L’Istituto per la politica agricola e commerciale, che si occupa di agricoltura sostenibile, ha avvertito in un recente rapporto che il mondo è “dipendente” dai fertilizzanti chimici. A parte la difesa, tuttavia, il rapporto afferma che i fertilizzanti stanno diventando molto costosi.

“I Paesi del G20 hanno pagato quasi il doppio per le importazioni di fertilizzanti chiave nel 2021 rispetto al 2020 e si apprestano a spendere il triplo nel 2022 – un costo aggiuntivo di almeno 21,8 miliardi di dollari. Ad esempio, il Regno Unito ha pagato 144 milioni di dollari in più per le importazioni di fertilizzanti nel 2021 e nel 2022, mentre il Brasile ha pagato 3,5 miliardi di dollari in più”.
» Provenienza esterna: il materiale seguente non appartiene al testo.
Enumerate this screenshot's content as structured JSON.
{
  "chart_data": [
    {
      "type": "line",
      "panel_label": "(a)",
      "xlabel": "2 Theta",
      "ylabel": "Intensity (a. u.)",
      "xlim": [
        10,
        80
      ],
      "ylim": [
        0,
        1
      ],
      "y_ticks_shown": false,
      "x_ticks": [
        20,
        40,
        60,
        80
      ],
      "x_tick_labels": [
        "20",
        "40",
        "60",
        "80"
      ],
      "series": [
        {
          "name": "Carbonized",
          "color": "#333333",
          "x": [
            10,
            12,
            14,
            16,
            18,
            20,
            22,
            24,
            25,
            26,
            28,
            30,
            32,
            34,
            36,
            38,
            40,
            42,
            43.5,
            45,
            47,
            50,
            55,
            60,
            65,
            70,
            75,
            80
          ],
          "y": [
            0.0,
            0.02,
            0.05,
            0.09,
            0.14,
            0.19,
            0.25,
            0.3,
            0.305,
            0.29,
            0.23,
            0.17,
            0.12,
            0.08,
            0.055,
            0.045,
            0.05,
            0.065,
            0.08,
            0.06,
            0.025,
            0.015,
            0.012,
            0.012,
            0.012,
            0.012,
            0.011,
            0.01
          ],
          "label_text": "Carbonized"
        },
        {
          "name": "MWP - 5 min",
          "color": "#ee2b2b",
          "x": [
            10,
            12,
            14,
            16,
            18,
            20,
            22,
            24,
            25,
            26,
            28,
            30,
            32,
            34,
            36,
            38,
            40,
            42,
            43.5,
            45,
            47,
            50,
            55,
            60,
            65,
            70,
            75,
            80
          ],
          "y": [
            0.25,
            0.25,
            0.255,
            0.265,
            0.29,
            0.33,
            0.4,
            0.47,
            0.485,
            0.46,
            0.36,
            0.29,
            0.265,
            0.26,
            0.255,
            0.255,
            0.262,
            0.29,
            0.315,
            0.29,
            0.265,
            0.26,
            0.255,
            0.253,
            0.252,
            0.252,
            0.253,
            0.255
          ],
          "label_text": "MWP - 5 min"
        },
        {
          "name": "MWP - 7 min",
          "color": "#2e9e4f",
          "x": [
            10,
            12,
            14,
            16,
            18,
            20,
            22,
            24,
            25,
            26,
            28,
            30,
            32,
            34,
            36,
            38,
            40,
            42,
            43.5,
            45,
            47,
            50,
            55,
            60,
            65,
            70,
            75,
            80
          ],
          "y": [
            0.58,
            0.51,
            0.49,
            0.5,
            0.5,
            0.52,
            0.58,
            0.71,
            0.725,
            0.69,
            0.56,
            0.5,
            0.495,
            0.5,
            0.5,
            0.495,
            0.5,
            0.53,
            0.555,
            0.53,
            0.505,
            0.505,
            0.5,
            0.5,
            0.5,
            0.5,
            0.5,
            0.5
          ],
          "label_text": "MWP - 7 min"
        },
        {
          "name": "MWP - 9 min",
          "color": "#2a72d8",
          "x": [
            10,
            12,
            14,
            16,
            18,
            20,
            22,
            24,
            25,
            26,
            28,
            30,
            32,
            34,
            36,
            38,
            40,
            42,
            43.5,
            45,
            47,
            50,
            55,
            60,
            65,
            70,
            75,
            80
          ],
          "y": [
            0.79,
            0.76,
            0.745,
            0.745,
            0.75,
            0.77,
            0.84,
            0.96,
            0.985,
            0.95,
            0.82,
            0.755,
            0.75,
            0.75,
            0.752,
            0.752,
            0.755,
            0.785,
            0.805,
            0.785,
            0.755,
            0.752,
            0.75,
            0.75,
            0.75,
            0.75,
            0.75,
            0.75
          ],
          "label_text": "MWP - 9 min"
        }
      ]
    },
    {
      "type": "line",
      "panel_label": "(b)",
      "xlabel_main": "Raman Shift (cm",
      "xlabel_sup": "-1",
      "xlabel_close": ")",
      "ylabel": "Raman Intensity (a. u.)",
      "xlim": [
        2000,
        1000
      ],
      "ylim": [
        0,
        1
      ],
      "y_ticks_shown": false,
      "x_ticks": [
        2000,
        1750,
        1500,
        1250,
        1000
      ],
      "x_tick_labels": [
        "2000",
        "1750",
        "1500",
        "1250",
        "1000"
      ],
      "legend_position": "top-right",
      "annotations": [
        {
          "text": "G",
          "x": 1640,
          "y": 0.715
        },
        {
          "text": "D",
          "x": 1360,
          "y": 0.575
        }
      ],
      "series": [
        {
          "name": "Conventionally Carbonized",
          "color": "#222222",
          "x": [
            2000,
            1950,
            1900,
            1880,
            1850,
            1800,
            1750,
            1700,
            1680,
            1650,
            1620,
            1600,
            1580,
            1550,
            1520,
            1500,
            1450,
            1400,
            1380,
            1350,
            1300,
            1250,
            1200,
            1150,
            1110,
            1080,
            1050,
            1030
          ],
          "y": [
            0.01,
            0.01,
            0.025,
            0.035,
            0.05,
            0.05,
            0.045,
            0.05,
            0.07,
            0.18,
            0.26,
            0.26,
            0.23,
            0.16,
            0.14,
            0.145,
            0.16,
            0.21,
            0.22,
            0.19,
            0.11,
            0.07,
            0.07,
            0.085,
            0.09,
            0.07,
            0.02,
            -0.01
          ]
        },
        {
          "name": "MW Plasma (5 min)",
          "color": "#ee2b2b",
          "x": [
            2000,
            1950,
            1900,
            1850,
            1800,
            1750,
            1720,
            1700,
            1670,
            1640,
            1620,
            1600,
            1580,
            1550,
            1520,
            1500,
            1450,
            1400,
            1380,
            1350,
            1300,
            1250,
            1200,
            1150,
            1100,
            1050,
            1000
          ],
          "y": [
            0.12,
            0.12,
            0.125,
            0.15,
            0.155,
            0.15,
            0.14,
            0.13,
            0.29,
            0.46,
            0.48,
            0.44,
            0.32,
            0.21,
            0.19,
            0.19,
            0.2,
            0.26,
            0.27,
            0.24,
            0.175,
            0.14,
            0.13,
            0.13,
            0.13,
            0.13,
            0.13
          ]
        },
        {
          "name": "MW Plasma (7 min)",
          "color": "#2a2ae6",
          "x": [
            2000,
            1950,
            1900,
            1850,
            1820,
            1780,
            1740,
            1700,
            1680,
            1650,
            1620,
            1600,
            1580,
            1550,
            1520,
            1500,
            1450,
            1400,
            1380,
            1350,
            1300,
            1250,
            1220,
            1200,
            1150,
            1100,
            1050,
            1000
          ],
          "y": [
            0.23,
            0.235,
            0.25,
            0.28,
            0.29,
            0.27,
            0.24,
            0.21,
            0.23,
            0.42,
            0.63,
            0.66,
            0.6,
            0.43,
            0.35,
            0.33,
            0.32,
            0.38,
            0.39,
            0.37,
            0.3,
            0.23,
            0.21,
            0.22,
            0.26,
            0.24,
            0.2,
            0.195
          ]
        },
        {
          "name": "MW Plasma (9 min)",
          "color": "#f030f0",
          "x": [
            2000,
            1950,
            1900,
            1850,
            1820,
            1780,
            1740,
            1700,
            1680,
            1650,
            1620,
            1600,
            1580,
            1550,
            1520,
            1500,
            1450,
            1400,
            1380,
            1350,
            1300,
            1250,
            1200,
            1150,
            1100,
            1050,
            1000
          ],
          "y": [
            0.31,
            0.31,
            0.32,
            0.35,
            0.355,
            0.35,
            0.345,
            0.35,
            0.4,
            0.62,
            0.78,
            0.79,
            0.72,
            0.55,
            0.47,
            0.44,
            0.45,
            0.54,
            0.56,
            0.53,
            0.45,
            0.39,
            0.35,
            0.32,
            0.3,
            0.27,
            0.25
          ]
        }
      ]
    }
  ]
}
Naturalmente, gran parte di questa inflazione è dovuta all’aumento dei costi energetici, poiché la produzione di fertilizzanti è un processo ad alta intensità energetica. Resta il fatto che la catena alimentare globale, in particolare i suoi collegamenti con l’Europa, non è in una buona posizione al momento.

La Russia continua a fornire fertilizzanti ai Paesi africani, ad esempio, ma i Paesi africani non hanno imposto sanzioni a Mosca. E l’Europa non può fare un’inversione di rotta e rimuovere le sanzioni, perché sarebbe la fine di qualsiasi reputazione rimasta all’UE.

Chi aderisce alla tesi dello IATP secondo cui il mondo è pericolosamente dipendente dai prodotti chimici potrebbe vedere un’opportunità in questa crisi dei fertilizzanti. Il governo olandese potrebbe effettivamente abbracciarla mentre spinge per una riduzione del 70% delle emissioni di azoto dall’agricoltura, spinta che ha scatenato proteste di massa da parte degli agricoltori del Paese.

Tuttavia, i recenti avvenimenti in Sri Lanka suggeriscono che abbandonare la dipendenza dai fertilizzanti potrebbe essere poco saggio, soprattutto se fatto all’improvviso. In questo senso, la dipendenza dai fertilizzanti è forte quanto la dipendenza dai combustibili fossili di cui, secondo alcuni, soffre l’umanità. Il lato positivo è che una crisi provocata da una dipendenza schiacciante da fornitori esterni potrebbe portare a ridurne la dipendenza, in un modo o nell’altro, ma i costi saranno altissimi.